The Enfield Monster refers to reports of an unidentified creature around Enfield, Illinois, United States in April 1973. The reports were covered by the news media at the time, with some suggesting that it may have been caused by a wild monkey or an escaped kangaroo.
Sociologists cite this episode, used as a case study for a 1978 article on social contagion, as an example of collective behavior where a group or crowd can be affected by the spread of "group emotions" such as "panic, hysteria, collective visions, and extreme cases of suggestibility .”
News
At about 10:00 PM on the night of April 25, 1973, Henry McDaniel heard scratching at his front door. He looked outside and saw something he thought might be a bear. Taking his gun and flashlight, he headed outside into the strong wind and saw the creature between two rose bushes. He later said: “It had three legs, a short body, two small short hands and two pink eyes the size of flashlights. It was four and a half feet tall and grayish in color.” He later added that it was “almost like a human body.”
McDaniel fired four shots at the creature, one shot hitting it and causing it to let out a hiss "much like a wild cat" before fleeing toward a nearby railroad embankment, covering 50 feet in three bounds. McDaniel called local authorities, who discovered footprints in the soft ground near the house that McDaniel described as dog-shaped, with six pads. Police considered McDaniel to be "rational and sober" when he reported the incident. In a later press interview, McDaniel said, "If they find it, they'll find more than one, and they won't be of this planet, I can tell you that."
Investigators who interviewed nearby residents were told that Greg Garrett, a 10-year-old neighbor of McDaniel's, claimed he encountered the creature half an hour before McDaniel and that the creature stepped on his feet and tore his sneakers to shreds. The boy later told researchers at Western Illinois University that his message was a hoax "to tease Mr. M. and have fun with an out-of-town reporter."

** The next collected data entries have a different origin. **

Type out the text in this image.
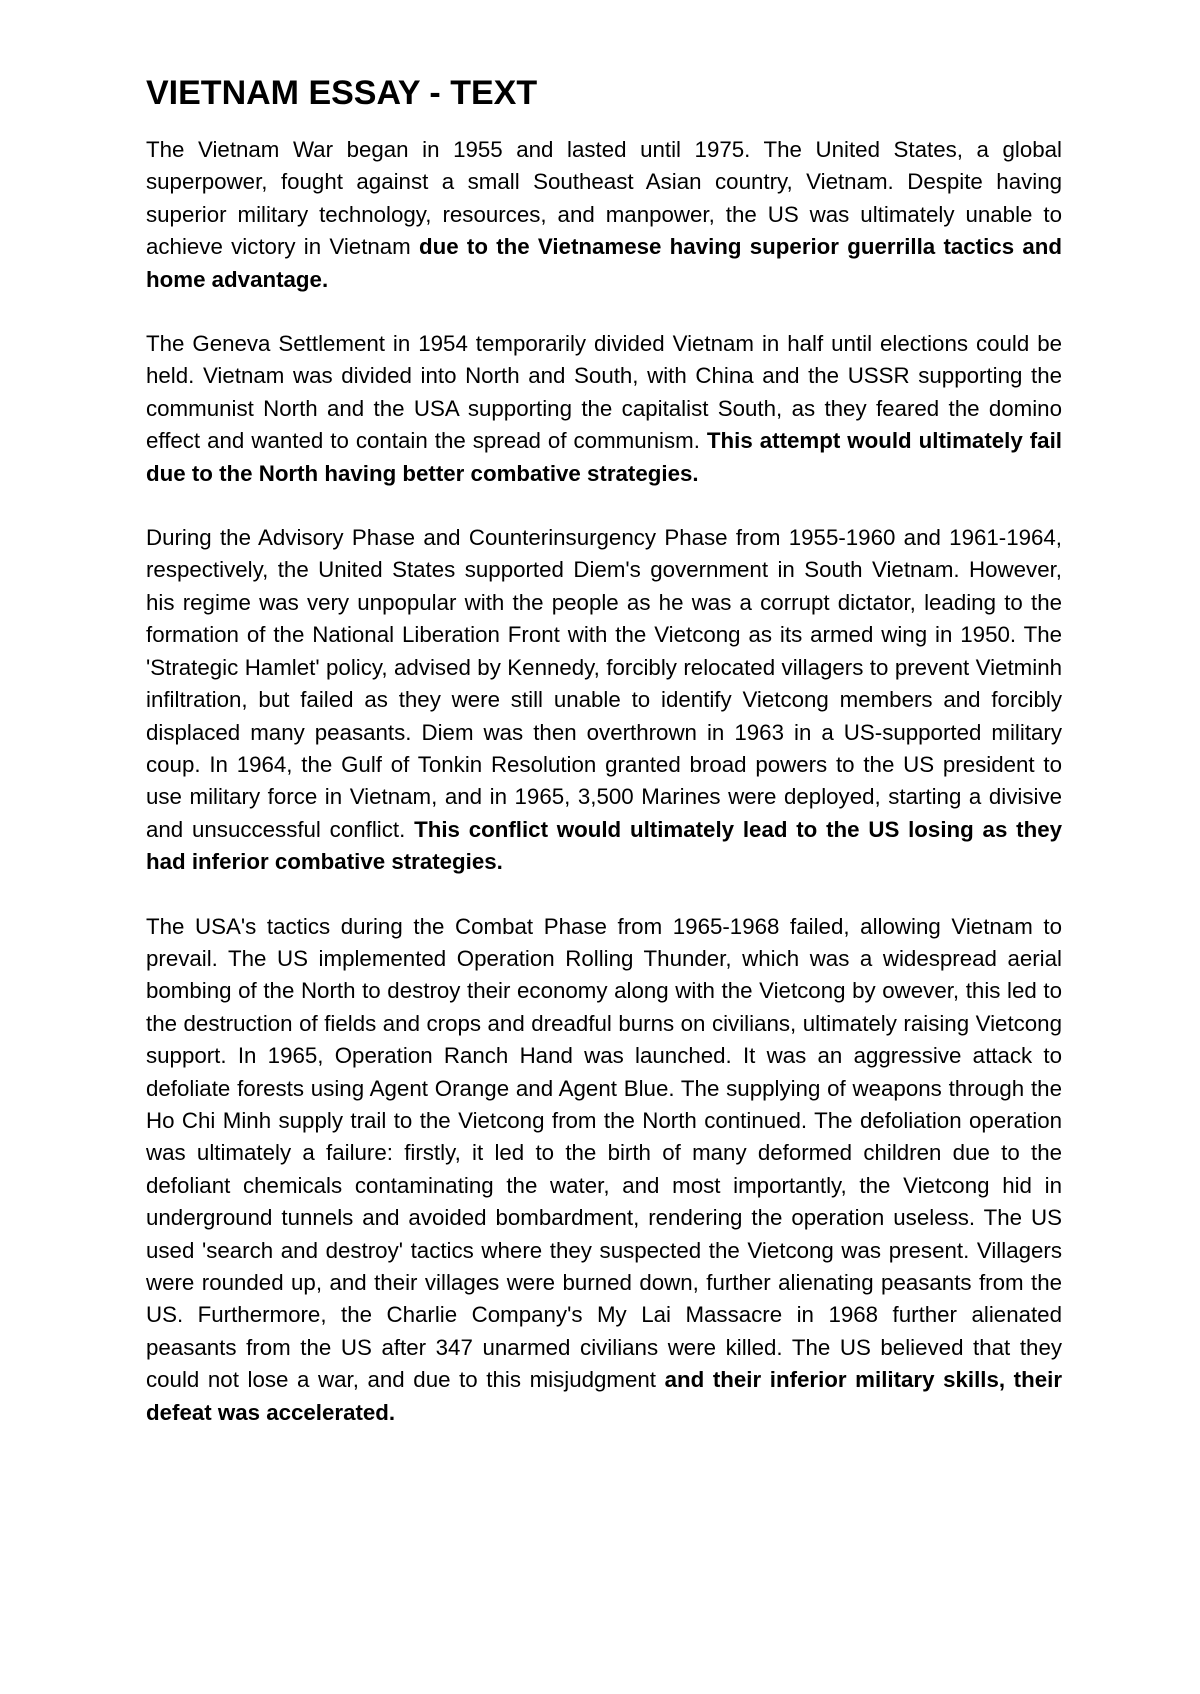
VIETNAM ESSAY - TEXT

The Vietnam War began in 1955 and lasted until 1975. The United States, a global superpower, fought against a small Southeast Asian country, Vietnam. Despite having superior military technology, resources, and manpower, the US was ultimately unable to achieve victory in Vietnam due to the Vietnamese having superior guerrilla tactics and home advantage.

The Geneva Settlement in 1954 temporarily divided Vietnam in half until elections could be held. Vietnam was divided into North and South, with China and the USSR supporting the communist North and the USA supporting the capitalist South, as they feared the domino effect and wanted to contain the spread of communism. This attempt would ultimately fail due to the North having better combative strategies.

During the Advisory Phase and Counterinsurgency Phase from 1955-1960 and 1961-1964, respectively, the United States supported Diem's government in South Vietnam. However, his regime was very unpopular with the people as he was a corrupt dictator, leading to the formation of the National Liberation Front with the Vietcong as its armed wing in 1950. The 'Strategic Hamlet' policy, advised by Kennedy, forcibly relocated villagers to prevent Vietminh infiltration, but failed as they were still unable to identify Vietcong members and forcibly displaced many peasants. Diem was then overthrown in 1963 in a US-supported military coup. In 1964, the Gulf of Tonkin Resolution granted broad powers to the US president to use military force in Vietnam, and in 1965, 3,500 Marines were deployed, starting a divisive and unsuccessful conflict. This conflict would ultimately lead to the US losing as they had inferior combative strategies.

The USA's tactics during the Combat Phase from 1965-1968 failed, allowing Vietnam to prevail. The US implemented Operation Rolling Thunder, which was a widespread aerial bombing of the North to destroy their economy along with the Vietcong by owever, this led to the destruction of fields and crops and dreadful burns on civilians, ultimately raising Vietcong support. In 1965, Operation Ranch Hand was launched. It was an aggressive attack to defoliate forests using Agent Orange and Agent Blue. The supplying of weapons through the Ho Chi Minh supply trail to the Vietcong from the North continued. The defoliation operation was ultimately a failure: firstly, it led to the birth of many deformed children due to the defoliant chemicals contaminating the water, and most importantly, the Vietcong hid in underground tunnels and avoided bombardment, rendering the operation useless. The US used 'search and destroy' tactics where they suspected the Vietcong was present. Villagers were rounded up, and their villages were burned down, further alienating peasants from the US. Furthermore, the Charlie Company's My Lai Massacre in 1968 further alienated peasants from the US after 347 unarmed civilians were killed. The US believed that they could not lose a war, and due to this misjudgment and their inferior military skills, their defeat was accelerated.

Two weeks later, on May 6, McDaniel called radio station WWKI and claimed to have seen the creature again at 3 a.m. that day. Railroad trestles were being negotiated near his home, and McDaniel said, "I saw something moving on the railroad tracks and there it was. I didn't shoot at it or anything. It started down the tracks. It wasn't going anywhere." A search party including WWKI News Director Rick Rainbow scoured the area later that day and reported observing an "ape-like" creature standing in an abandoned building near McDaniel's home. They claimed to have made a recording of the creature's screams and shot it before it could flee. Cryptozoologist Loren Coleman investigated the case and the audio recording.
Two days later, the day after McDaniel was interviewed on local radio, the local press reported that police had been called to investigate reports of a shooting and arrested five young men from out of town who had come to Enfield to photograph the creature with shotguns. and rifles "for protection", the men claimed to have seen the creature. The White County Sheriff dismissed reports of this "monster hunting expedition" as exaggeration, saying the men were just "out drinking and raising hell", mentioning the monster only briefly during questioning.The men were charged with violating hunting regulations.
Reaction
The incidents were widely reported in the press at the time—appearing in newspapers across the state on April 27, 1973, and on May 7, there was an interview on radio station WGN, Chicago, and articles in the Chicago Daily News, Moline Dispatch, Champaign-Urbana Courier, and Alton Telegraph . There were earlier articles in the Carmi Times and an updated summary of the events appeared in the Reading Eagle of Pennsylvania in August 1973. After the arrest of five men who had come to hunt the creature, Enfield residents expressed concern that press coverage would lead to more "monster hunters" who might inadvertently shoot citizens or livestock.
It has been suggested that the creature may have been a kangaroo that escaped from a nearby zoo, which would explain the "three-legged" description, as kangaroos' tails look like a third leg. McDaniel was adamant that the creature "wasn't a kangaroo", having owned such a creature as a pet during his military service in Australia and noted that kangaroos have narrow faces and tracks that leave traces of claws. After media coverage of the creature, an Ohio man contacted a local newspaper and said the creature might be his pet kangaroo Macey, who had been lost or stolen a year earlier.
A few days after the event, United Press International quoted an anthropology student who suggested the creature might have been a wild ape, noting that such animals had been reported throughout the Mississippi area since 1941.
University studies
In 1978, Western Illinois University researchers led by David L. Miller investigated and analyzed the incident and published it as a case study of social contagion. The researchers found that there were no more than three first-hand reports that were subsequently exaggerated by news reports and local gossip into an "epidemic." According to the study:
In this area of southern Illinois, it is not unreasonable to assume that Mr. M or the radio news crew actually saw the animal. The people we interviewed framed recent events in these terms. Their reports allowed for the possibility that large dogs, calves, bears, deer and wild cats were seen. Some images suggested that the catalyst for the monster reports was an exotic pet such as a monkey or kangaroo. Finally, some people tactfully suggested that Mr. M. had a notoriously overactive imagination and was probably shooting at shadows. In any case, we only interviewed one person who agreed with Mr. M's claim that he had actually seen a "monster from outer space."